Direct your attention to the first line "If both of the addends have the same sign, the output must have that sign"
This is absolutely not true, as already shown. x=5 y=10 z=x-y=-5, which has different sign from x.
If we assume sign of y inverts because of the operation, then direct your attention to the second line "However, for x−y that means if x and y have different signs the output must have the sign of x" x=-3 y=-6=>6 these now have different sign, so result should have sign of x, but z=x+y=3, which again has different sign from x.
> Direct your attention to the first line "If both of the addends have the same sign, the output must have that sign" This is absolutely not true, as already shown. x=5 y=10 z=x-y=-5, which has different sign from x.

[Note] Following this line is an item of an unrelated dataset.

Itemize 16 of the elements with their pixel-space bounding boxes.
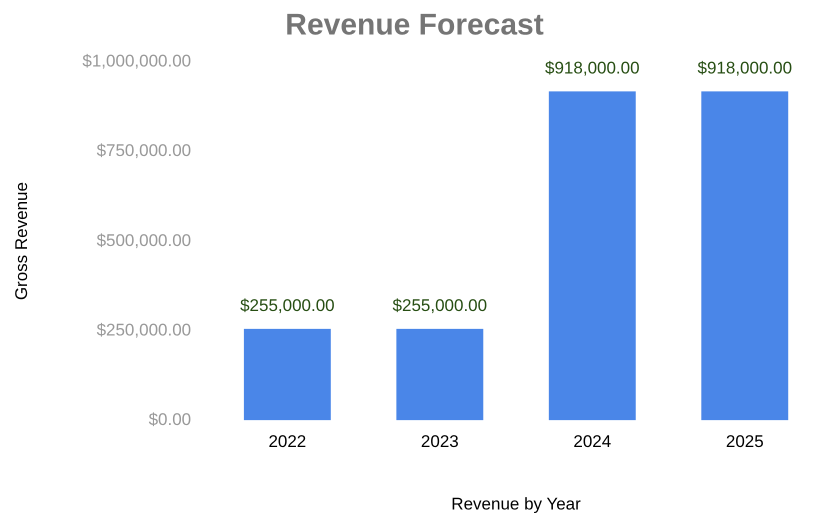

The first sentence is referring to addition, with addends, not subtraction. x - y is not an addition, it is a subtraction, so the first sentence does not directly apply. It does apply however if you treat x - y as the sum x + (-y), which the second sentence clarifies.
In other words, the first sentence applies directly to additions, and applies to subtractions if you flip the sign of the second argument. The second sentence applies to subtractions directly without any sign flips, but obviously does not apply to additions.
> If we assume sign of y inverts because of the operation, then direct your attention to the second line "However, for x−y that means if x and y have different signs the output must have the sign of x"
> x=-3 y=-6=>6 these now have different sign, so result should have sign of x, but z=x+y=3, which again has different sign from x.
No, x=-3 and y=-6 both have the same sign, they're both negative.
If we assume sign of y inverts because of the operation, then direct your attention to the second line "However, for x−y that means if x and y have different signs the output must have the sign of x" x=-3 y=-6=>6 these now have different sign, so result should have sign of x, but z=x+y=3, which again has different sign from x.